Ingots with nominal compositions of FeCoNi(AlSi)x (x = 0, 0.1, 0.2, 0.3, 0.4, 0.5 and 0.8, in molar ratios, denoted as A0, A1, A2, A3, A4, A5 and A8, respectively) were prepared by arc-melting pure elements with purity higher than 99.5 weight percent (wt.%) in a high-purity argon atmosphere on a water-cooled Cu hearth. The alloys were remelted four times in order to improve homogeneity. Crystal structures were identified using an X-ray diffractometer under radiation conditions of 30 kV and 20 mA, with a Cu target and a scanning speed of 10°/min. Compressive tests of cylindrical samples with the dimension of Φ3 × 6 mm were investigated, using an MTS 809 materials testing machine at room temperature with a strain rate of 2 × 10−4 s−1. The hardness was measured employing a Vickers hardness tester under a load of 200 g, held for 15 s. The microstructures of cross-sections were examined by a ZEISS SUPRA 55 field emission scanning electron microscope (SEM) with the energy- dispersive spectrometry (EDS) and a ZEISS UMT200i metallographic microscope. The magnetization curves were obtained with the instrument of “Physical Property Measurement System” (PPMS) made by the “American Quantum Design Company”. The electrical resistivity was measured using a Precise Resistance Tester AT510.

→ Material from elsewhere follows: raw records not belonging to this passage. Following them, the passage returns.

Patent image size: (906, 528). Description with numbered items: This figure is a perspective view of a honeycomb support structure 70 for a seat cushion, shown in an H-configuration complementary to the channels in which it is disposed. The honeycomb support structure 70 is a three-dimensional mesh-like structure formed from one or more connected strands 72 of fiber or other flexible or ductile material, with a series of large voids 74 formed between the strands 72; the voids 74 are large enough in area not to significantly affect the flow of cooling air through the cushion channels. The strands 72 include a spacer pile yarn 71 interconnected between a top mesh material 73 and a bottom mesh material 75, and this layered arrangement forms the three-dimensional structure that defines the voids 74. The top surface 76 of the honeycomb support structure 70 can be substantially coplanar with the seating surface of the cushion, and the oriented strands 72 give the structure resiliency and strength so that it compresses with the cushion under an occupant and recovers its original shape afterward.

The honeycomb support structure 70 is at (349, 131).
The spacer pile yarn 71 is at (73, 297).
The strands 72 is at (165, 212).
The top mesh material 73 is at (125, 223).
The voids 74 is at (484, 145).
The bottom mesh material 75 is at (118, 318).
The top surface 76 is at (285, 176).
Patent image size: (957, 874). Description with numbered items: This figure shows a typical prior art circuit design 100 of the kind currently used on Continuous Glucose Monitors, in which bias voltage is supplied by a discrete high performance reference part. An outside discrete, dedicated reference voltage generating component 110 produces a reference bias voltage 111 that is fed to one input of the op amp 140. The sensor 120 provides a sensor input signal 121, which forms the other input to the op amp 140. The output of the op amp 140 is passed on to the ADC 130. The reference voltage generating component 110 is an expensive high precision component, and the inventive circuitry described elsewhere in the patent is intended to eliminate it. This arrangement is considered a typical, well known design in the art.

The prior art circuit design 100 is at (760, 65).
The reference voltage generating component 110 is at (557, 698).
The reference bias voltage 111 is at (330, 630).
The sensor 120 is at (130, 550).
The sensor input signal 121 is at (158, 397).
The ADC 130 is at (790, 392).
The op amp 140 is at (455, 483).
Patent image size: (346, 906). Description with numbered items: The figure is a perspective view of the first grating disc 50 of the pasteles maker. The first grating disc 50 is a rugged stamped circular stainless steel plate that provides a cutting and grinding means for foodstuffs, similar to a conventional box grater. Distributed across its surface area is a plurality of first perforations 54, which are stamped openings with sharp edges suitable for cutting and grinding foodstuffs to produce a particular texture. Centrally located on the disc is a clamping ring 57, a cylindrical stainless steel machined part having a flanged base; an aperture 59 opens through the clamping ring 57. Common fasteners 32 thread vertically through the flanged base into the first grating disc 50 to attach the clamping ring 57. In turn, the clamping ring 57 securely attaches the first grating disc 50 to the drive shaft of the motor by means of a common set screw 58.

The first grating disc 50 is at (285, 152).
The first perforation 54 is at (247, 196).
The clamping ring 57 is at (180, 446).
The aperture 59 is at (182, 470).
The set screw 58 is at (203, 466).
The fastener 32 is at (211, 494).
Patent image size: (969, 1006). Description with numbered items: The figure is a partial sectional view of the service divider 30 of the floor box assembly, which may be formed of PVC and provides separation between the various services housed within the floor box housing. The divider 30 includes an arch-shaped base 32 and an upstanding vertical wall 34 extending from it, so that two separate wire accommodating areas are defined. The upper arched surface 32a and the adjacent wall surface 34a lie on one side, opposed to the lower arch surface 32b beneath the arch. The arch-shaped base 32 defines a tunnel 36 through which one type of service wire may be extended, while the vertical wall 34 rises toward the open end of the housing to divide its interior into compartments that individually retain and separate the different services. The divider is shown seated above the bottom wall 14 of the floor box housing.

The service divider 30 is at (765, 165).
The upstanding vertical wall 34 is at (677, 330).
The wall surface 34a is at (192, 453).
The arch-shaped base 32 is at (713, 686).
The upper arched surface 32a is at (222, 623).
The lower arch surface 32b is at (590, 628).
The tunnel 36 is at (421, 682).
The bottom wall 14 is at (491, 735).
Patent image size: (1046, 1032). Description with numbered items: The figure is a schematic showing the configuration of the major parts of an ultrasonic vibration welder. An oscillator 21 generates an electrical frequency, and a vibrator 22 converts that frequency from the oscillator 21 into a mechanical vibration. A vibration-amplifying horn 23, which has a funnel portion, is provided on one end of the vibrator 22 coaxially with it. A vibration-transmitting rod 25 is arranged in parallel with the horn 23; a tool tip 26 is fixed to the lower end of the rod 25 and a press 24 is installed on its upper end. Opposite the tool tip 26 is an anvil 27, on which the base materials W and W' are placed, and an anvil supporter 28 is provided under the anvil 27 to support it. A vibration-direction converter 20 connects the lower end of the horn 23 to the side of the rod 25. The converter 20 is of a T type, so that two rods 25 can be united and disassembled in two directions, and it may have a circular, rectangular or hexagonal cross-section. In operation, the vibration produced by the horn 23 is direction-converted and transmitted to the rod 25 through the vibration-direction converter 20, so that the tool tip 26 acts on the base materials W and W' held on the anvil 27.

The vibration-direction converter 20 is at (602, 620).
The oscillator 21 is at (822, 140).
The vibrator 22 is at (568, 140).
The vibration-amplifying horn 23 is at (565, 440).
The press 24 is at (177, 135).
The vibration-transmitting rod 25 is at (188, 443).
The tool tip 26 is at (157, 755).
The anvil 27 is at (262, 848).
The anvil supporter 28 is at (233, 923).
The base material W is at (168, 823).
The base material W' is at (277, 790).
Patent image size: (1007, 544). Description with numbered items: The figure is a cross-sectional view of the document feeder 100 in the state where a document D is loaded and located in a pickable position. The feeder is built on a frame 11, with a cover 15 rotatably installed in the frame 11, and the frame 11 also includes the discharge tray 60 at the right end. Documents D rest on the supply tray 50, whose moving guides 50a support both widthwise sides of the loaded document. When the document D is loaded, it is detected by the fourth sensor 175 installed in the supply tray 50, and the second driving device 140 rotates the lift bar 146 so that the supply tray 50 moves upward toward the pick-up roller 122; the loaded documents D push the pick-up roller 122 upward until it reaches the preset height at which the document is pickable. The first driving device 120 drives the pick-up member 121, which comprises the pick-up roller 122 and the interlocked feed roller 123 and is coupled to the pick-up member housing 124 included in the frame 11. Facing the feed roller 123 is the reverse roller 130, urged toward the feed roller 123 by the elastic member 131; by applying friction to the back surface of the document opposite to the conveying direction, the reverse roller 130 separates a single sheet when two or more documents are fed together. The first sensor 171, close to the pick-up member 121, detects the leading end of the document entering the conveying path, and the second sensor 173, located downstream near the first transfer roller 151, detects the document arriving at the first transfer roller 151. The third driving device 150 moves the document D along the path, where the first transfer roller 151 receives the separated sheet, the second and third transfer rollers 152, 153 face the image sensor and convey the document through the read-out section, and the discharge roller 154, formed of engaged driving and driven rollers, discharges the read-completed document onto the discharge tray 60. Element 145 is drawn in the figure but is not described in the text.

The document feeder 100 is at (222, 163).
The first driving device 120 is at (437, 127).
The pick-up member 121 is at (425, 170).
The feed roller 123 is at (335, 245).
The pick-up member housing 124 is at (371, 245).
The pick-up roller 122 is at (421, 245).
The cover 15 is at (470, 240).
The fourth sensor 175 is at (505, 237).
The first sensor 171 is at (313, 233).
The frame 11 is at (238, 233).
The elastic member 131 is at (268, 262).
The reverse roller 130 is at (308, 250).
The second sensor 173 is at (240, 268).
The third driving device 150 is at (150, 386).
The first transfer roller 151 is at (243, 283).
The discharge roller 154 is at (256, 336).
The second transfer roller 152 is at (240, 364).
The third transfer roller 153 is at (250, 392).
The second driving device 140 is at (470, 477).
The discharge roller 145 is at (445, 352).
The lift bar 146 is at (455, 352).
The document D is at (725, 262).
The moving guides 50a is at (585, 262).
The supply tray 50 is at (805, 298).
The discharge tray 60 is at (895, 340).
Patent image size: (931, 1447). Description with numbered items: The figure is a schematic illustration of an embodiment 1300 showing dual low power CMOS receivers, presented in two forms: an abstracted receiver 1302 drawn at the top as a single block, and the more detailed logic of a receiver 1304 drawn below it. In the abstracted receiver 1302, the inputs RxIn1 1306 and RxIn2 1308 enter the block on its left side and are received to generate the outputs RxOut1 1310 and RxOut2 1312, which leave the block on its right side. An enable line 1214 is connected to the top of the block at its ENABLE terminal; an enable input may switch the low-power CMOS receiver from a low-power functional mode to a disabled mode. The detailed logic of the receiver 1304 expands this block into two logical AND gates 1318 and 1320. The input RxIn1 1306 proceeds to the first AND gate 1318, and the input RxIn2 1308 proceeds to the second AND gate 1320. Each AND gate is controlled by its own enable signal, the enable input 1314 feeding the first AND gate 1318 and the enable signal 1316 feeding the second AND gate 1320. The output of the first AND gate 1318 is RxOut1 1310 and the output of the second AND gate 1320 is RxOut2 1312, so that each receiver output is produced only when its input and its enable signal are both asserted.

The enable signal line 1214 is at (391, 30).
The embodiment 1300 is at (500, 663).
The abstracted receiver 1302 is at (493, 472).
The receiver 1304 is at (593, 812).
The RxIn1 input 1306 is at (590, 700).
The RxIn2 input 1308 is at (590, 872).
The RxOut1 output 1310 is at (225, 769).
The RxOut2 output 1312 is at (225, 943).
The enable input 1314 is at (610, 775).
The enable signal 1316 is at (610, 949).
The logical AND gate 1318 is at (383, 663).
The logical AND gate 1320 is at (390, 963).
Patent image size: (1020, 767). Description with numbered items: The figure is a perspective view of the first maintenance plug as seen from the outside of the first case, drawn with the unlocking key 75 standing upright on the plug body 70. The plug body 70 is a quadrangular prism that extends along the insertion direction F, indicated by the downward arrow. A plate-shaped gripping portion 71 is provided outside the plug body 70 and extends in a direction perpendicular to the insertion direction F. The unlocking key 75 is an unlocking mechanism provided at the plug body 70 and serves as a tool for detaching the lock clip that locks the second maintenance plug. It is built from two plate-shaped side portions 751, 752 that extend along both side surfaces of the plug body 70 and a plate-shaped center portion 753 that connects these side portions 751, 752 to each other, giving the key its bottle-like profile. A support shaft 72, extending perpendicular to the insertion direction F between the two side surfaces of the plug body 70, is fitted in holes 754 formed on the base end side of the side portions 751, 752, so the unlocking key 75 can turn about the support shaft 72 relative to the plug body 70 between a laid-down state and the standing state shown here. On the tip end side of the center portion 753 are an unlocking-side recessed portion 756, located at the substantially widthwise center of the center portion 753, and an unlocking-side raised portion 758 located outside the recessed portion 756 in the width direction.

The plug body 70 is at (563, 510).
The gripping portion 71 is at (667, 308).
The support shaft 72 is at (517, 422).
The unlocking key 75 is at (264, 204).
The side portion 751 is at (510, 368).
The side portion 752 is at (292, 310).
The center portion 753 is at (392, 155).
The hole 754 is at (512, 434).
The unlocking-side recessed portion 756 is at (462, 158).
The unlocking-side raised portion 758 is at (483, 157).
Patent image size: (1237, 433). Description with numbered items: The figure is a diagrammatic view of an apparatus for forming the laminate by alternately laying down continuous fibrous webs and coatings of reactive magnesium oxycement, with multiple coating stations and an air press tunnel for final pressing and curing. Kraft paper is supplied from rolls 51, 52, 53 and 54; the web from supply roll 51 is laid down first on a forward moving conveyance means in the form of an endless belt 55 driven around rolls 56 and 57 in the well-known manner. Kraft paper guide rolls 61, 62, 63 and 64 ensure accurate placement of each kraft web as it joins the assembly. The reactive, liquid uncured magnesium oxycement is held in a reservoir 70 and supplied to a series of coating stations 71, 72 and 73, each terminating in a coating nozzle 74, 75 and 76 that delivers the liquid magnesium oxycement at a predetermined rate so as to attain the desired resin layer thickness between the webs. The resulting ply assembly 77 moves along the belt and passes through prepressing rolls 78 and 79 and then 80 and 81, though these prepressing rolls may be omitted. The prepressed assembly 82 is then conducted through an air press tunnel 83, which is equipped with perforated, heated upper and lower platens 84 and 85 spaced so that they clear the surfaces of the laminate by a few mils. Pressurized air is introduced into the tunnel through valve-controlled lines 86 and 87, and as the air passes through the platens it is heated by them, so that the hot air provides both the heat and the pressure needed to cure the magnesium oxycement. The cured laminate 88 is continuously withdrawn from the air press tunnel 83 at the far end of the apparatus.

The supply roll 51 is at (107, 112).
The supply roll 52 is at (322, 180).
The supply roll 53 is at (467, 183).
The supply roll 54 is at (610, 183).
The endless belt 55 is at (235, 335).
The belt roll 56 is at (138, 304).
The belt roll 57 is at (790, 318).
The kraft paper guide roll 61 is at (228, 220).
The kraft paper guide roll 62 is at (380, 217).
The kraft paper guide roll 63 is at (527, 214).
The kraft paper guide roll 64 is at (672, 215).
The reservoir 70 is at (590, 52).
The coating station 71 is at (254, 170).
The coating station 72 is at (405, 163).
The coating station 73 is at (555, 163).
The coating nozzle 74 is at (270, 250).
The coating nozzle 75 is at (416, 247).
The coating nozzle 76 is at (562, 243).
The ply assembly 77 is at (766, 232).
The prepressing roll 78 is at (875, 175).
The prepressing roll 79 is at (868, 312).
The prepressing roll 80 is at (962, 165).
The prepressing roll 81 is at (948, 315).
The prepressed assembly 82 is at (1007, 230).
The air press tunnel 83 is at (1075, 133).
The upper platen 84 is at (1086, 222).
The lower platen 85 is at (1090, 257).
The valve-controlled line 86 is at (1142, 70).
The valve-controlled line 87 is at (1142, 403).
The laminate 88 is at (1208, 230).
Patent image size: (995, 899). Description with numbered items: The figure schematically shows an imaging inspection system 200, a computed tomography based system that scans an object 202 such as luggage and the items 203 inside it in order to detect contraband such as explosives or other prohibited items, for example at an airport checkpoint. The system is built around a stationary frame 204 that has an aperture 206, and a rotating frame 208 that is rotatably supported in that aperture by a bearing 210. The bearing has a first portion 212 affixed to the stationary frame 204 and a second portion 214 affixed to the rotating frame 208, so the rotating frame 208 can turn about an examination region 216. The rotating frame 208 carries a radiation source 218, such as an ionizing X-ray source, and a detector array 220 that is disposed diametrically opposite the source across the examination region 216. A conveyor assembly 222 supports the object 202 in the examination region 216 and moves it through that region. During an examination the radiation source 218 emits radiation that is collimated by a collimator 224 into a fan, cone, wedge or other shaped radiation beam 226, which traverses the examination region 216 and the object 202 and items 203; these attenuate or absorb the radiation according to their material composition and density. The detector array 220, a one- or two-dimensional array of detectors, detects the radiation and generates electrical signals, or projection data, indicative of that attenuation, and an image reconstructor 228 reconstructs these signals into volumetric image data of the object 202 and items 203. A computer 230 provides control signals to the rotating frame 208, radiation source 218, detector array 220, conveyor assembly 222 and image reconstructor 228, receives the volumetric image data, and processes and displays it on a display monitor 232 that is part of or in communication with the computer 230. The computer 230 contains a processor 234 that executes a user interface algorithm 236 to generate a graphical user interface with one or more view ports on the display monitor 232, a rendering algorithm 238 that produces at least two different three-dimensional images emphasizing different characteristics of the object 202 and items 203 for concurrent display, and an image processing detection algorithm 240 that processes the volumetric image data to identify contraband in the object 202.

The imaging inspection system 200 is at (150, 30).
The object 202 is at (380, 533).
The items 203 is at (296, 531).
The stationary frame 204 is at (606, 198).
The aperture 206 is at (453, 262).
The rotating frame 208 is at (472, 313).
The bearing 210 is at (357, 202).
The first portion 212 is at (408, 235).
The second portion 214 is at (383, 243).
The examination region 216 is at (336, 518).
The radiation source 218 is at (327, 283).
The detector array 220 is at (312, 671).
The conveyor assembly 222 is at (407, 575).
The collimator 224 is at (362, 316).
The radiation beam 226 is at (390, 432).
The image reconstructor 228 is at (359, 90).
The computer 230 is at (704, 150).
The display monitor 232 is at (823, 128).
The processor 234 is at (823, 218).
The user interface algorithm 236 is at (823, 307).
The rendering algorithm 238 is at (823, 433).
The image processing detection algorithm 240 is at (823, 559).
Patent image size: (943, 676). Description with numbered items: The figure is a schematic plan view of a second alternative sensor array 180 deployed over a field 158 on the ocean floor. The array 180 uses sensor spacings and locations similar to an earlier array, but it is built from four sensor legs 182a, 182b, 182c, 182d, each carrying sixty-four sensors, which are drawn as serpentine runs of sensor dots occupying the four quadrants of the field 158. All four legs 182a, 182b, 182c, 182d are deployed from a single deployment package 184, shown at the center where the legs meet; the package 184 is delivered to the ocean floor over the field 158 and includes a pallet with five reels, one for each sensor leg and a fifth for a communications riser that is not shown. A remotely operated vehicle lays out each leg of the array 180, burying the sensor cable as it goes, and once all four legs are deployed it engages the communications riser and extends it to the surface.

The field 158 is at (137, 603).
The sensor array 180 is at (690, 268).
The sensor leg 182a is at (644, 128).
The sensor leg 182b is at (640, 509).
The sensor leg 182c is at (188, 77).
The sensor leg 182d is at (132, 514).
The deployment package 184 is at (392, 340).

Spin-polarized ab initio calculations were performed using the Vienna Ab Initio Simulation Package (VASP)47, with the Projector Augmented Wave (PAW) method48. The Generalized Gradient Approximation (GGA), as implemented by Perdue-Burke-Ernzerhof (PBE)49, was employed for the exchange-correlation functional. The FCC or BCC lattice was constructed using the experimentally-measured lattice constants and the cubic supercell (under periodic boundary conditions) contains 108 atoms (FCC) or 128 atoms (BCC). Simulations were conducted at Γ point (the zero point in the reciprocal space) only for structural relaxation and on a 3 × 3 × 3 Monkhorst-Pack mesh for electronic-structure calculations. To obtain solid solutions, constituent elements in the nominal composition were randomly distributed on the as-constructed lattice. The configurations were then relaxed at 300 K to reproduce the lattice distortion, before the static calculation of the magnetic properties.